中古車の支払い総額表示

自動車公正取引協議会「中古車の支払い総額表示」の義務化が検討されているようだ。いをゆるポッキリ価格表示だ。

支払い総額表示をしている中古車販売店は以前から有り、消費者にとっては既に珍しいものでもないだろう。中古車情報紙やインターネットの中古車情報サイトが中古車探しの中心になってきた頃から車両本体価格表示から支払い総額表示が増えてきたように思う。

消費者が価格で一番に考慮するのは当たり前だが本体価格ではなく支払い総額だ。インデックスで本体価格が同額の車が数台掲載されていても販売店が異なれば、支払い総額も異なってくる。これでは価格順に並べ替えをしても、どの車の支払い総額が自分の予算に合うのかわからないし、どの車が総額で安いのか比較できない。諸費用のない新品は並べ替えで低価格の商品を表示して送料の有無などを考慮して買うことが出来るが、諸費用が必須な中古車では本体価格だけのインデックスだけでは意味をなさない。

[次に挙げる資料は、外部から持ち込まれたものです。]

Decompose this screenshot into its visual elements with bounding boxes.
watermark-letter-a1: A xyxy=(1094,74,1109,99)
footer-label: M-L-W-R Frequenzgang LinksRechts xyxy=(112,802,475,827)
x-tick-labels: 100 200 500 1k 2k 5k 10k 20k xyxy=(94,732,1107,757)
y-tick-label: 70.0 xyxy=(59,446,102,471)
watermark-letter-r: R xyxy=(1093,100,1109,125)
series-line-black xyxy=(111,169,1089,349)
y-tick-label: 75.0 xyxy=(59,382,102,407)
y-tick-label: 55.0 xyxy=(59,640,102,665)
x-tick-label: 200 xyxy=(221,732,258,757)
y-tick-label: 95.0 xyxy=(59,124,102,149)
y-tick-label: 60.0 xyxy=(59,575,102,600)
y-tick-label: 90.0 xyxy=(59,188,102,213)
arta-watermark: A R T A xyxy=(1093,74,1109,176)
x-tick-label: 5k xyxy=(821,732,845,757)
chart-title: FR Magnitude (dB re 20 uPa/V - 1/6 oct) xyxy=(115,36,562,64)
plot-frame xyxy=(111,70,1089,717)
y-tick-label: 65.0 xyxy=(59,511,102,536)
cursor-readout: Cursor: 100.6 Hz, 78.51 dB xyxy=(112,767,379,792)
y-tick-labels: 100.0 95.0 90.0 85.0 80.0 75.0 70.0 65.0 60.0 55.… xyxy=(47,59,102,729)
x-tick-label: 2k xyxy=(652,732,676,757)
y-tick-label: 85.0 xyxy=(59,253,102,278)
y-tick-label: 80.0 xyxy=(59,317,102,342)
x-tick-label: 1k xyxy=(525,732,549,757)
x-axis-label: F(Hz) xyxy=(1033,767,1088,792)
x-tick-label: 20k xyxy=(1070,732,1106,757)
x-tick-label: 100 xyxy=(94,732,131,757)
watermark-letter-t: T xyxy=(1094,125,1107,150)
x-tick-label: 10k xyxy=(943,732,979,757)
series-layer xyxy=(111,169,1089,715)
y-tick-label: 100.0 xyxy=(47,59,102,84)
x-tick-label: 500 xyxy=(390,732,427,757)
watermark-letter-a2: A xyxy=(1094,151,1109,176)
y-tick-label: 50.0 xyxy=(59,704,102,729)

また、中古車情報紙や中古車情報サイトがその中心になってきた頃から価格競争が激しくなり、中古車本体価格を価格順に並ぶインデックスに出来るだけ低価格で掲載する手法が価格競争を激しくさせた。その為、本体価格を低くし、諸費用を高くする販売方法に変質してきたようだ。本体価格が40万円で諸費用込みで80万円では消費者も納得できなければ、本体価格のインデックスも意味をなさない。

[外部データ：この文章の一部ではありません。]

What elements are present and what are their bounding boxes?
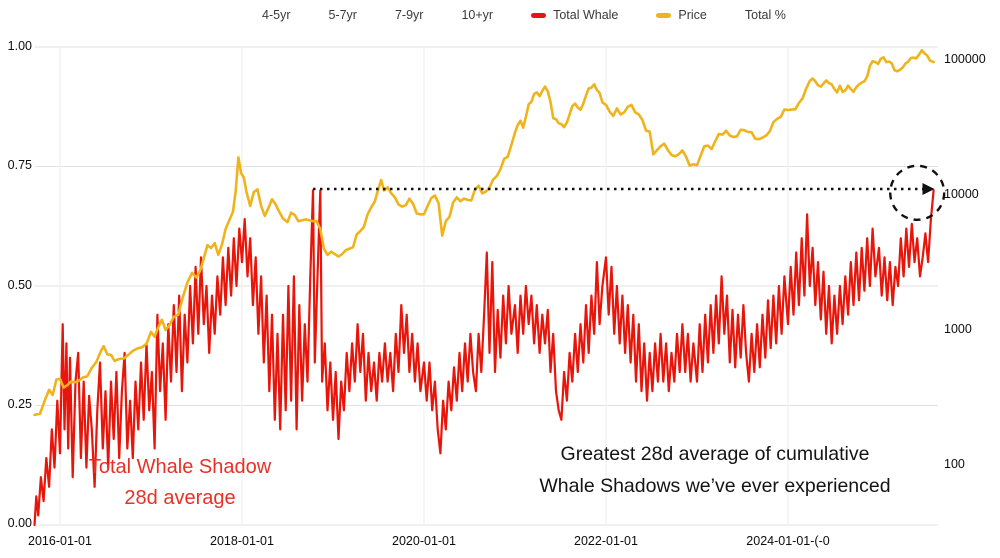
legend-item-price[interactable]: Price xyxy=(656,8,707,22)
highlight-circle xyxy=(889,164,946,222)
legend-item-4-5yr[interactable]: 4-5yr xyxy=(262,8,290,22)
legend-label: Price xyxy=(678,8,707,22)
legend: 4-5yr 5-7yr 7-9yr 10+yr Total Whale Pric… xyxy=(262,8,786,22)
y-left-tick-0.25: 0.25 xyxy=(7,397,32,411)
x-tick-2022: 2022-01-01 xyxy=(574,534,638,548)
legend-label: 5-7yr xyxy=(328,8,357,22)
y-left-tick-0.00: 0.00 xyxy=(7,516,32,530)
whale-shadow-annotation: Total Whale Shadow 28d average xyxy=(48,452,312,514)
greatest-average-annotation-line1: Greatest 28d average of cumulative xyxy=(560,443,870,465)
x-tick-2018: 2018-01-01 xyxy=(210,534,274,548)
legend-label: 7-9yr xyxy=(394,8,424,22)
price-line-marker-icon xyxy=(656,12,672,18)
legend-label: Total % xyxy=(744,8,786,22)
y-right-tick-100: 100 xyxy=(944,457,965,471)
legend-item-total-pct[interactable]: Total % xyxy=(745,8,786,22)
series-total-whale xyxy=(33,189,935,527)
legend-item-5-7yr[interactable]: 5-7yr xyxy=(328,8,356,22)
y-left-tick-0.50: 0.50 xyxy=(7,278,32,292)
greatest-average-annotation: Greatest 28d average of cumulative Whale… xyxy=(500,438,930,502)
total-whale-line-marker-icon xyxy=(531,12,547,18)
arrowhead-icon xyxy=(922,182,935,195)
legend-label: 10+yr xyxy=(461,8,494,22)
x-tick-2024: 2024-01-01-(-0 xyxy=(746,534,830,548)
legend-item-7-9yr[interactable]: 7-9yr xyxy=(395,8,423,22)
legend-label: 4-5yr xyxy=(262,8,291,22)
legend-label: Total Whale xyxy=(553,8,619,22)
x-tick-2016: 2016-01-01 xyxy=(28,534,92,548)
legend-item-total-whale[interactable]: Total Whale xyxy=(531,8,618,22)
y-right-tick-10000: 10000 xyxy=(944,187,979,201)
whale-shadow-annotation-line1: Total Whale Shadow xyxy=(88,456,272,478)
y-left-tick-0.75: 0.75 xyxy=(7,158,32,172)
y-right-tick-100000: 100000 xyxy=(944,52,986,66)
whale-shadow-annotation-line2: 28d average xyxy=(124,487,236,509)
legend-item-10plus-yr[interactable]: 10+yr xyxy=(461,8,493,22)
greatest-average-annotation-line2: Whale Shadows we’ve ever experienced xyxy=(539,475,891,497)
x-tick-2020: 2020-01-01 xyxy=(392,534,456,548)
y-left-tick-1.00: 1.00 xyxy=(7,39,32,53)
series-price xyxy=(33,49,935,417)
y-right-tick-1000: 1000 xyxy=(944,322,972,336)
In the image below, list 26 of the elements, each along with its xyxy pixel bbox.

こういう事が常態化したことから消費者も本体価格ではなく、事前に支払い総額を確認してから販売店に中古車を見に行くようになったのだろう。それに併せるように総額表示をする販売店が現れ、中古車情報サイトでも支払い総額表示がされるようになった。そうしたことから自動車公正取引協議会の「中古車の支払い総額表示」の義務化もその流れを追うように検討されているのだろう。

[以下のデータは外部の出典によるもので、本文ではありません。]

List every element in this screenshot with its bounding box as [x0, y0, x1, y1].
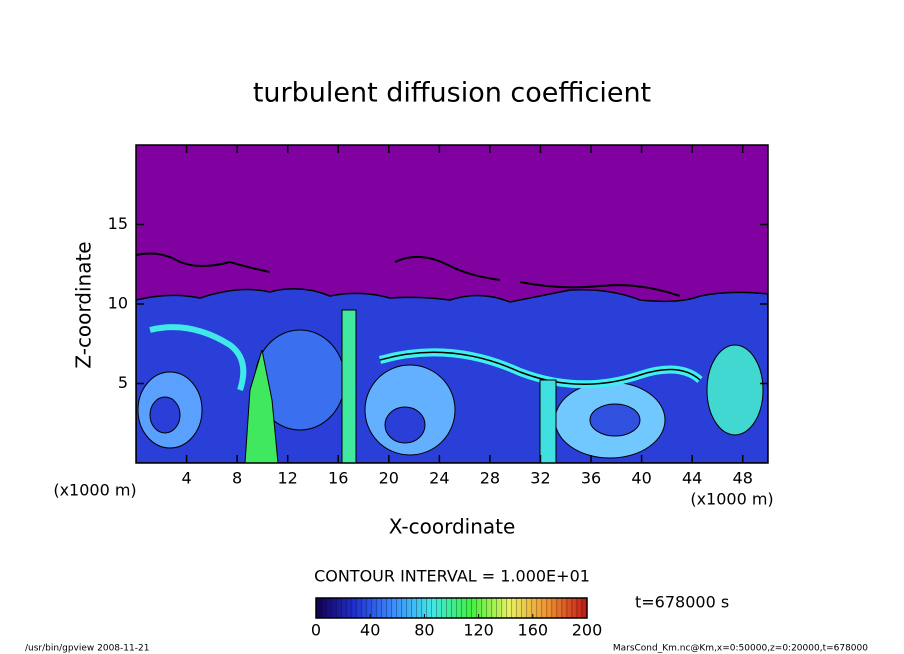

中古車の支払い総額表示は消費者にとって購入予算を考慮する上では良い指標になるが、中古車の価値は車両状態、走行距離、車検の残存期間に併せてグレード、車色、オプション品や後から付加した装備品などからも大きく左右されるため、支払い総額表示は一つの目安にしか過ぎない。また、ほとんど無くなったようだが、まだメーターの巻き戻しや修復歴の不当表示などの不正行為をしている販売店があるようだ。中古車選びは支払い総額表示が安ければ良いということではないようだ。